Freitag, 3. Juli 2015

Harding, Elizabeth Usha, Kali. The Black Mother of Dakineshwar, Nicolas Hays, Inc.: York Beach 1993, Paperback, 320 S., ISBN 0-89254-025-7, 21,98 €.


Mittlerweile ist das Buch von Elizabeth Usha Harding zur Dunklen Göttin der Hindus schon so etwas wie ein moderner Klassiker und nach wie vor eines des besten oder besterzählenden Bücher zum Thema.
Mit Ma Bavatharini (Retterin der Welt), der Form von Kali, die im Tempel von Dakineshwar, in der Nähe von Kolkata verehrt wird, hat sich die Autorin ein Thema für ihr Buch gewählt, das so umfassend ist, dass vor dem Lesen Zweifel aufkommen könnten, ob ein solches Unterfangen überhaupt glücken kann. Umso größer dann die Freude, das es glückt, und wie.
Äußerst anschaulich beschreibt die Autorin die Rolle der Großen Mutter im Hinduismus und speziell im Shaktismus, also innerhalb der Gemeinde von Gläubigen, die für jedwede Schöpfung ein primär weibliches Prinzip (shakta) verantwortlich machen. Dieses urweibliche Prinzip erscheint in verschiedenen Formen, von denen Kali wahrscheinlich die bekannteste auch im Westen ist, aber auch die, die am häufigsten missverstanden wird. Neben Ma Kali spielen Durga, Lakshmi, Sati, Uma, Tara, die zehn Mahavidiyas und viele mehr in das Gesamtbild weiblicher Urkraft hinein, in die der Leser durch Hardings Buch einen profunden Einblick gewinnt.

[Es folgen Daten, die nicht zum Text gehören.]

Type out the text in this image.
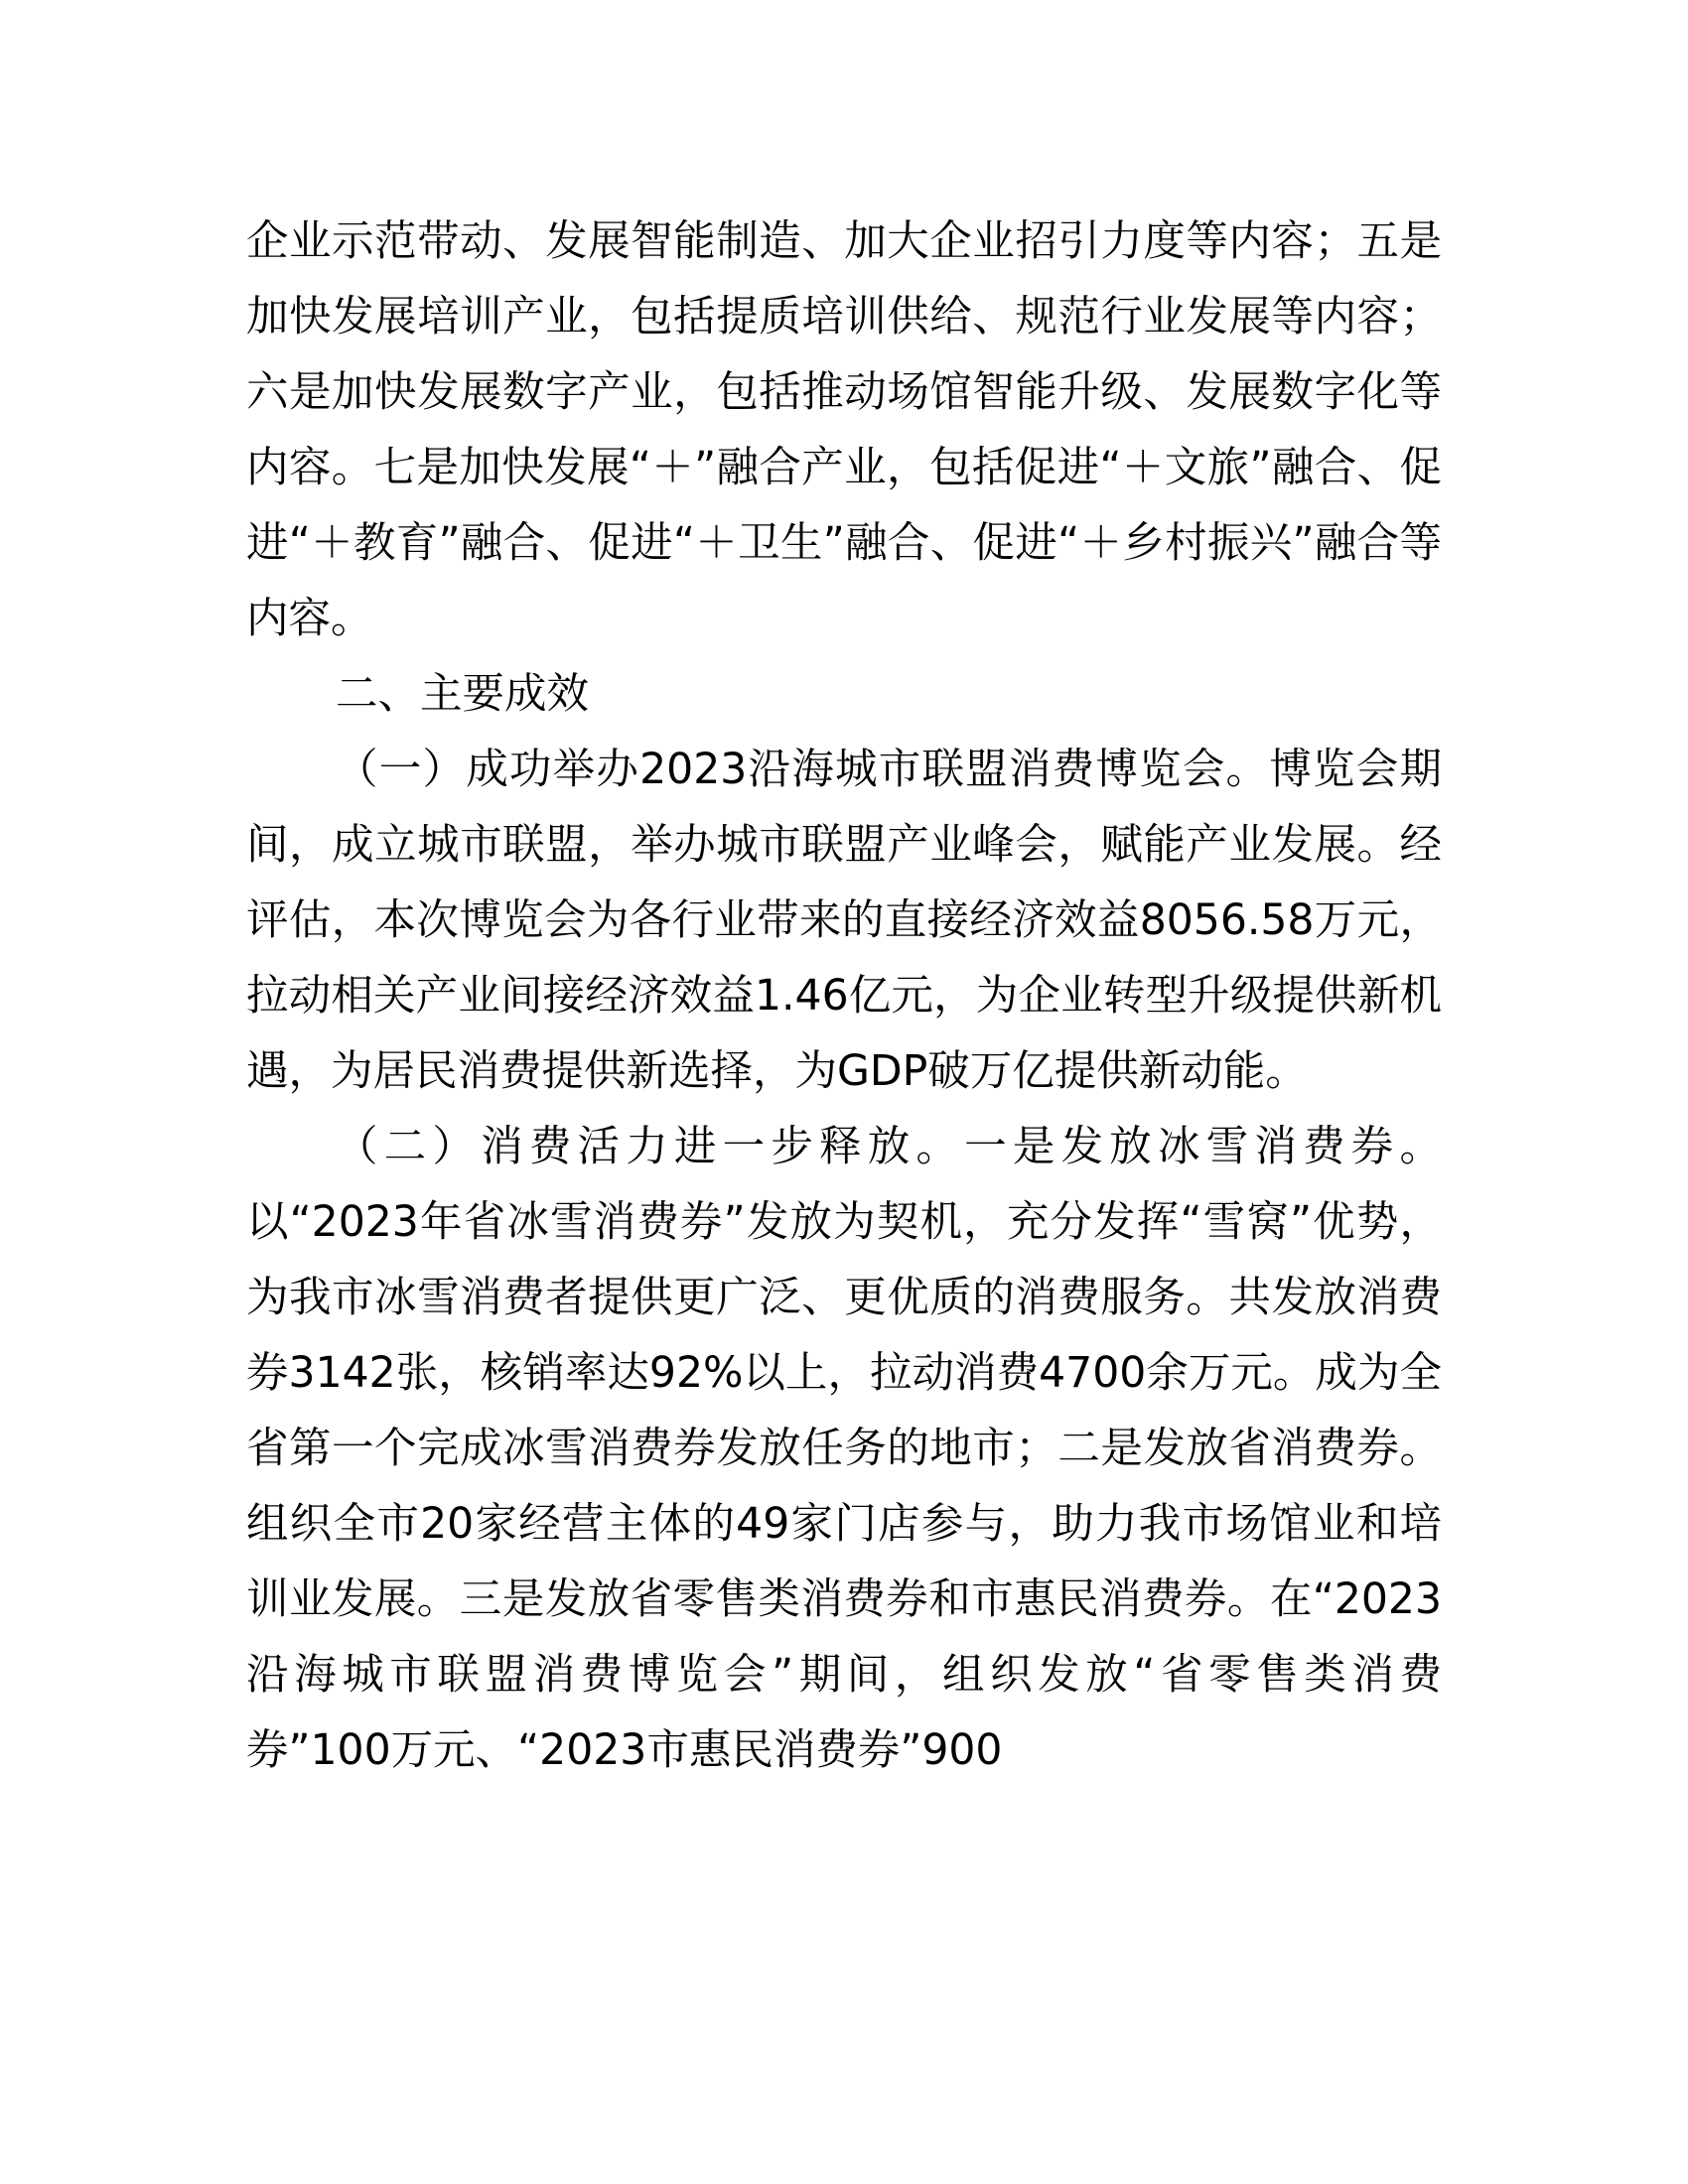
企业示范带动、发展智能制造、加大企业招引力度等内容；五是加快发展培训产业，包括提质培训供给、规范行业发展等内容；六是加快发展数字产业，包括推动场馆智能升级、发展数字化等内容。七是加快发展“＋”融合产业，包括促进“＋文旅”融合、促进“＋教育”融合、促进“＋卫生”融合、促进“＋乡村振兴”融合等内容。

二、主要成效

（一）成功举办2023沿海城市联盟消费博览会。博览会期间，成立城市联盟，举办城市联盟产业峰会，赋能产业发展。经评估，本次博览会为各行业带来的直接经济效益8056.58万元，拉动相关产业间接经济效益1.46亿元，为企业转型升级提供新机遇，为居民消费提供新选择，为GDP破万亿提供新动能。

（二）消费活力进一步释放。一是发放冰雪消费券。以“2023年省冰雪消费券”发放为契机，充分发挥“雪窝”优势，为我市冰雪消费者提供更广泛、更优质的消费服务。共发放消费券3142张，核销率达92%以上，拉动消费4700余万元。成为全省第一个完成冰雪消费券发放任务的地市；二是发放省消费券。组织全市20家经营主体的49家门店参与，助力我市场馆业和培训业发展。三是发放省零售类消费券和市惠民消费券。在“2023沿海城市联盟消费博览会”期间，组织发放“省零售类消费券”100万元、“2023市惠民消费券”900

Dabei sollte man nicht die Erwartung hegen, ein rein akademisches Buch in Händen zu halten; neben den zahlreichen Zitaten sind es die persönlichen Eindrücke der Autorin, die das Buch so farbig gestalten und die es vermögen, im Leser diese Farbenpracht vor dem geistigen Auge entstehen zu lassen. Der Leser fühlt sich mitgenommen auf die Pilgerreise zum Tempel in Dakineshwar, was auch daran liegt, dass es der Autorin gelingt, die Schilderung dieser Fahrt mit Sinneseindrücken zu illustrieren, die in den Bann ziehen. Und es könnte natürlich auch daran liegen, das sie selbst sich als Devotee der Schwarzen Göttin offenbart.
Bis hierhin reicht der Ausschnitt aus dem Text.